Using this understanding of time, there is always a point of perspective which renders all other points non-existent, or unreal. "But you are forgetting that that point of reality is real." But that point is made unreal by another point, and so on. So to say that time exists in the conventional sense, ie all existence is solely within this ever dying moment, is to say that time doesn't exist. This would seem to be contradicted by experience.

The only time is a perpetual present; it does not make sense to speak of a previous moment not existing anymore, or of the past being dead. What exists in the present is the present; it is meaningless to speak of some other events in some other time not existing in this present. If we take a period of time such as the 1970s, everything that exists within that duration exists fully within that duration.
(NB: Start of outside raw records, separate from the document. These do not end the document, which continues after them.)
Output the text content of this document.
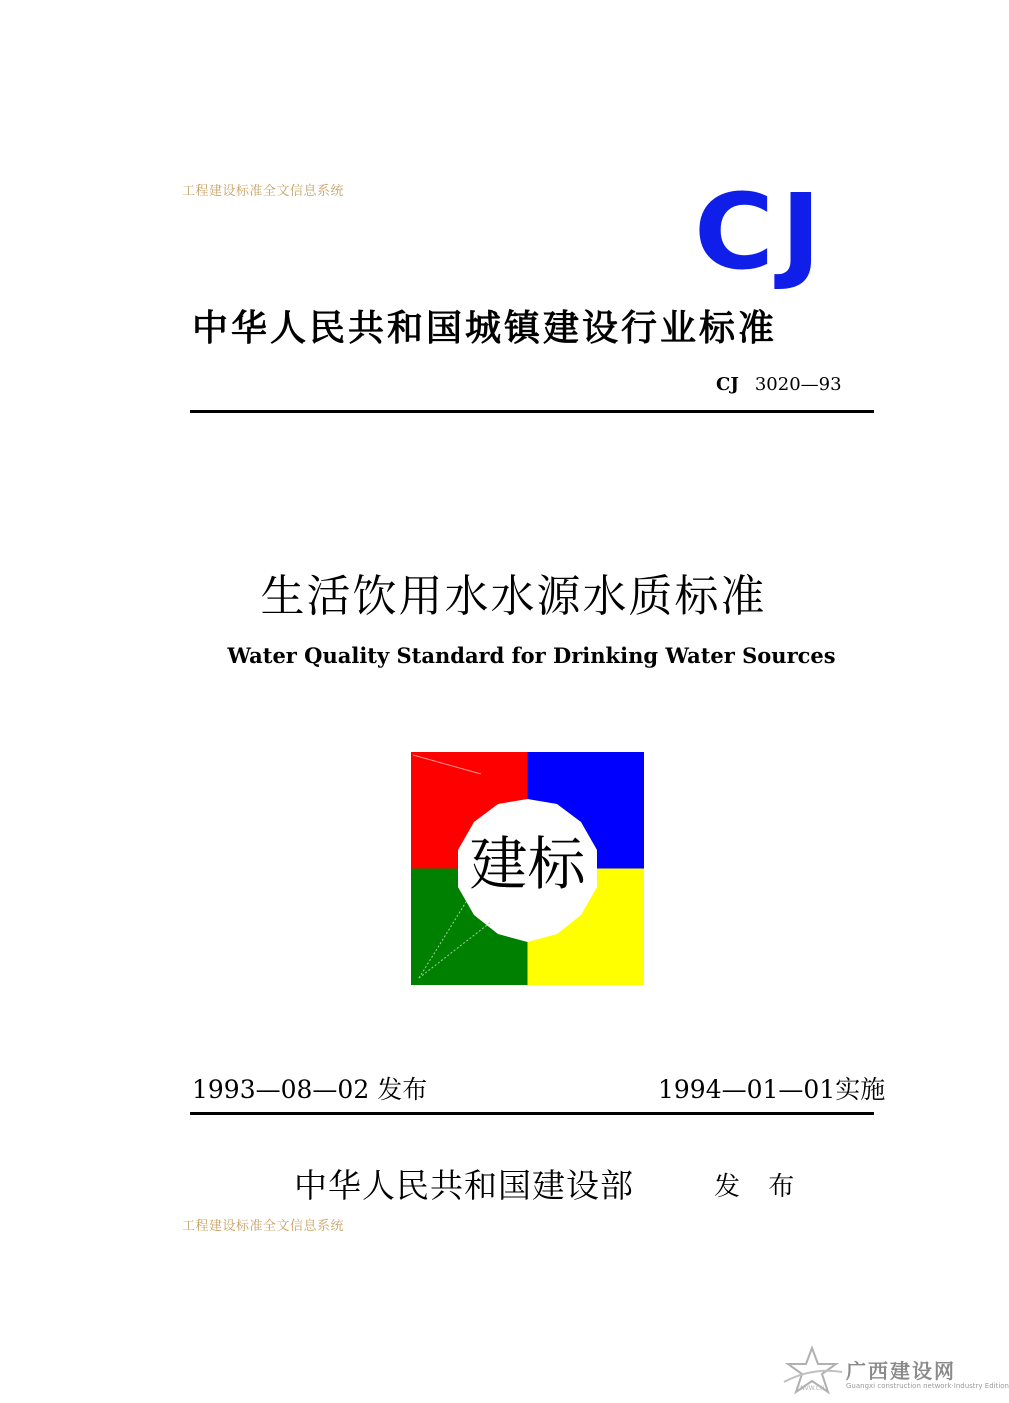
工程建设标准全文信息系统	CJ
中华人民共和国城镇建设行业标准
CJ 3020—93
生活饮用水水源水质标准
Water Quality Standard for Drinking Water Sources
建标
1993—08—02 发布	1994—01—01实施
中华人民共和国建设部	发 布
工程建设标准全文信息系统
CNVW.CN
广西建设网
Guangxi construction network·Industry Edition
It makes as little sense to say the 1970s, or things, events within the 1970s no longer exist in the 2000s as to say the 1970s don't exist in the 1930s. All three are real in themselves, and being real cannot be made unreal.
What is real doesn't become not real in some later dimension. One cannot meaningfully say "Julius Caesar doesn't exist now." The reality of Julius Caesar exists within the time of his existence, he doesn't not exist in another time.
Simliarly it is meaningless to speak of an elephant not existing within the room in which one is currently located, assuming that the room in which one is located does not contain an elephant. Or a glass of water in one corner of the room isn't made unreal by an apple in another corner, which is an approximate in sense to the rendering unreal of previous time by the onwards chronological movement of time.
That past and future are not within the field of my perception, but that is as as far as I can go in terms of claims to their unreality.

2 comments:

Neil Forsyth said...

Was it Kierkegaard who said that life can only be understood backwards; but it must be lived forwards? I like that. It's such a wonderful paradox. Time is a tricky topic for sure. It's very hard to say anything about it without sounding trite. Though you pulled it off in this interesting post, Andrew. It's the present, really, that boggles the mind. The past and future are easy enough to grasp, but the present, well, it just slips through our fingers doesn't it? I reckon time is just one part of our perceptual apparatus. Whether it has any objective reality is anybody's guess. Time certainly meant nothing to me before I was born, nor will it mean much when I die. In between these two event, I can have a good time or a bad time.

Andrew said...

It's certainly extremely strange once you start thinking about it, Neil. I think the notion itself seems an abstraction, at least in terms of time measured on a clock...an artificial slicing up of reality by a mind that creates a world of artifice for itself in the ironic attempt to create a world of certainty...though like you say, it's very hard to talk of it without sounding trite.